A closely related benchmark is Omni-MATH, introduced in October 2024, which assembles 4,428 competition-level mathematics problems with rigorous human annotation and organizes them into more than 33 sub-domains and over 10 difficulty levels. Whereas OlympiadBench spans both mathematics and physics and emphasizes multimodal problems, Omni-MATH focuses exclusively on text-only Olympiad mathematics in order to probe the boundaries of language-model mathematical reasoning in finer detail [3].
OlympiadBench is also frequently discussed alongside competition-based evaluations built from the American Invitational Mathematics Examination (AIME) and the broader push to reach milestones such as solving International Mathematical Olympiad problems. The rapid rise of reasoning-focused models after 2024, including systems trained with extended chain-of-thought such as OpenAI's o1, drove large gains on Olympiad-style mathematics: on Omni-MATH, for example, o1-preview and o1-mini reported accuracies above 50 percent, far higher than the sub-20-percent scores typical of the models OlympiadBench first tested.

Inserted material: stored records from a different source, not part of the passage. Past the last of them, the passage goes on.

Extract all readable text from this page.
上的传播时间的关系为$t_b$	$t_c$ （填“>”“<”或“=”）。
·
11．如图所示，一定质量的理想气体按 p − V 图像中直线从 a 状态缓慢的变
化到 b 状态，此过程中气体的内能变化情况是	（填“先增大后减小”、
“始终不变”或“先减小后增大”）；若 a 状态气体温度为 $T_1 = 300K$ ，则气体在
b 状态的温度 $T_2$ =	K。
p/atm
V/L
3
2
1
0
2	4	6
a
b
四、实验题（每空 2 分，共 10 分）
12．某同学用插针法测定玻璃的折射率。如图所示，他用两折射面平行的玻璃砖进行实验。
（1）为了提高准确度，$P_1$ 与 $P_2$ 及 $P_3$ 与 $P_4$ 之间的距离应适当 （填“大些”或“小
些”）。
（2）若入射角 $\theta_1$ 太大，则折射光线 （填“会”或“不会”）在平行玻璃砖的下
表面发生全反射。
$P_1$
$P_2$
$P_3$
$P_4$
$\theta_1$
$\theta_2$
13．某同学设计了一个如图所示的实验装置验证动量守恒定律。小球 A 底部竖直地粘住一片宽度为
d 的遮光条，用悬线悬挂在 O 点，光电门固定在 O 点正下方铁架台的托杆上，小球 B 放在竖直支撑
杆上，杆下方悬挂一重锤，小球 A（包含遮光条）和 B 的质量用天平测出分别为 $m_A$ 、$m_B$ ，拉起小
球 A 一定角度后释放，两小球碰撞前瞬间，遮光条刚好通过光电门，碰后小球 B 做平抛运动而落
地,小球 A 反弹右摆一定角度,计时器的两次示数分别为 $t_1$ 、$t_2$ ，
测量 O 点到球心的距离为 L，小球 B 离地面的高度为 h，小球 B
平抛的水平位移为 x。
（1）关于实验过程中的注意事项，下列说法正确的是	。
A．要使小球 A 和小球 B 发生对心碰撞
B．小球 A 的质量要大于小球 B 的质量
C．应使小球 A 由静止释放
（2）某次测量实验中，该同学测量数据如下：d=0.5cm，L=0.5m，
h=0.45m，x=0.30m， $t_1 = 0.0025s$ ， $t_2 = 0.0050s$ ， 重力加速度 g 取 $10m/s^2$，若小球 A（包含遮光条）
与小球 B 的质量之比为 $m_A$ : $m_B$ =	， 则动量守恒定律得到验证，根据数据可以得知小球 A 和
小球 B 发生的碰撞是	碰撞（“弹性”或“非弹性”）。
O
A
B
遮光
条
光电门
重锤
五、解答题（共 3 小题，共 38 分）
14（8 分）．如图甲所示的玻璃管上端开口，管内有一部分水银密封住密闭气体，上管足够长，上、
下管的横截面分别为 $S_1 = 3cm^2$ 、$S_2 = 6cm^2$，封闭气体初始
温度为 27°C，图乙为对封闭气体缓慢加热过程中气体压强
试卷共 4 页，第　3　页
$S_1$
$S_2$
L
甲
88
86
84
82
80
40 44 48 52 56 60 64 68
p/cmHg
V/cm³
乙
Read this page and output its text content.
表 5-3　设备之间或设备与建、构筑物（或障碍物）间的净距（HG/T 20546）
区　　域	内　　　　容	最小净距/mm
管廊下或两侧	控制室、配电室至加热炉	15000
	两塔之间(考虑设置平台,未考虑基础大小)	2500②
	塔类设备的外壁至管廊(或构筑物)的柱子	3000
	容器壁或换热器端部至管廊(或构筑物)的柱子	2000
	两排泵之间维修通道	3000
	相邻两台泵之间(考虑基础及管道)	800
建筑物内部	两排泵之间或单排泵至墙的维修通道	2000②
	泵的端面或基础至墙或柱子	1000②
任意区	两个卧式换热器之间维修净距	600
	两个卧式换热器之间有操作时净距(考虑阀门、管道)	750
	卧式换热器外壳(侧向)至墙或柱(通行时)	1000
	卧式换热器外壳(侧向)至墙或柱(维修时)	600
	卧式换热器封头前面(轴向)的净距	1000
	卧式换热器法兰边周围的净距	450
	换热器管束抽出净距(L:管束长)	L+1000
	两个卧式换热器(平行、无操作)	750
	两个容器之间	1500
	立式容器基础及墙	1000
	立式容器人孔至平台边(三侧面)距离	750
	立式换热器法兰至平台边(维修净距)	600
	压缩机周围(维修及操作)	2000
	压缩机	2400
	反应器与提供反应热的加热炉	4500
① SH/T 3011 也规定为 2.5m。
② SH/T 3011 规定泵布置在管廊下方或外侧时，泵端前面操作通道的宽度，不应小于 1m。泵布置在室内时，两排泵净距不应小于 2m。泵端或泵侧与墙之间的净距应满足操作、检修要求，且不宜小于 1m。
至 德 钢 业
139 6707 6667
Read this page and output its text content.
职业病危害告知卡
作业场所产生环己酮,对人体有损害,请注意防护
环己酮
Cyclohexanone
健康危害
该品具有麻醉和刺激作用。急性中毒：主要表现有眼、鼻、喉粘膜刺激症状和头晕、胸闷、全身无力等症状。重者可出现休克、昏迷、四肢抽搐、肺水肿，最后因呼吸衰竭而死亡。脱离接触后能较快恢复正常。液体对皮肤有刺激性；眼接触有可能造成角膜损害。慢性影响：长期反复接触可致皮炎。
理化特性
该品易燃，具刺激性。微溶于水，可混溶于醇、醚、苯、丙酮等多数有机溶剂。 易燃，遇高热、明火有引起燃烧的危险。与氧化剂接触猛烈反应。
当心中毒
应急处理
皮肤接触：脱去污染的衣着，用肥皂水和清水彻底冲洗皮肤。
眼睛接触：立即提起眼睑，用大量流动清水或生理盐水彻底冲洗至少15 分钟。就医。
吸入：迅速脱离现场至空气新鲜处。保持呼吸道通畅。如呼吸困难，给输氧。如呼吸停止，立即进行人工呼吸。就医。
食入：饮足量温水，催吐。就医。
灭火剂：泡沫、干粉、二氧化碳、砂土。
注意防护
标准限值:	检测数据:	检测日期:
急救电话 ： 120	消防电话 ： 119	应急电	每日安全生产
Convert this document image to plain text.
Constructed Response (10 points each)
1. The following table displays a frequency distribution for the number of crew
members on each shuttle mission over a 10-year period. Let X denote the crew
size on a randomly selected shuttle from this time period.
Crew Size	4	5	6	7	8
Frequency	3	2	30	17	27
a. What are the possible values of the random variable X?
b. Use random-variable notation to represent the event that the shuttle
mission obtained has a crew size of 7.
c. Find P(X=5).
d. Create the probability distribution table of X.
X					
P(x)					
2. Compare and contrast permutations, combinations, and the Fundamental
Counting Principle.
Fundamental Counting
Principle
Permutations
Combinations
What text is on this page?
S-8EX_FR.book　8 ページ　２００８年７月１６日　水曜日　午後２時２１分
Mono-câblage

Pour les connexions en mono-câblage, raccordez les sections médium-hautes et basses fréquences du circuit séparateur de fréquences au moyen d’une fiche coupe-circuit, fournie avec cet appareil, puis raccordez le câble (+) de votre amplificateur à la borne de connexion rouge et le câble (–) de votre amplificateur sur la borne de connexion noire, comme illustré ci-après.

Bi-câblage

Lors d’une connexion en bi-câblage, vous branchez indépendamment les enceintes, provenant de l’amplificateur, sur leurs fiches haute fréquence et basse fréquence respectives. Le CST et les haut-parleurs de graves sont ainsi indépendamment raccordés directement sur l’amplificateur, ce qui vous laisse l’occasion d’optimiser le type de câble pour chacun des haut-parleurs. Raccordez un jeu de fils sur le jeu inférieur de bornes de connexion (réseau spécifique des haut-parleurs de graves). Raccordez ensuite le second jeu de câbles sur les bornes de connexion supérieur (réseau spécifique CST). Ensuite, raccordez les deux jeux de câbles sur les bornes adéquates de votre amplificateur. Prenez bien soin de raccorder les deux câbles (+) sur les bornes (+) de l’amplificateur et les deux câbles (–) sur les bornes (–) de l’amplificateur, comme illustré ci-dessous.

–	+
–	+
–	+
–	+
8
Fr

This progression illustrates how quickly Olympiad-level benchmarks went from being almost out of reach to being partially solved, and why new and harder evaluations continued to appear [3].
For the field of AI evaluation, OlympiadBench remains a reference point as one of the early large-scale, bilingual, multimodal scientific reasoning benchmarks. Its expert step-by-step annotations and explicit error taxonomy, covering hallucinations, knowledge omissions, and logical fallacies, helped establish a template for analyzing not just whether a model gets the right answer, but where and how its reasoning breaks down [1][2].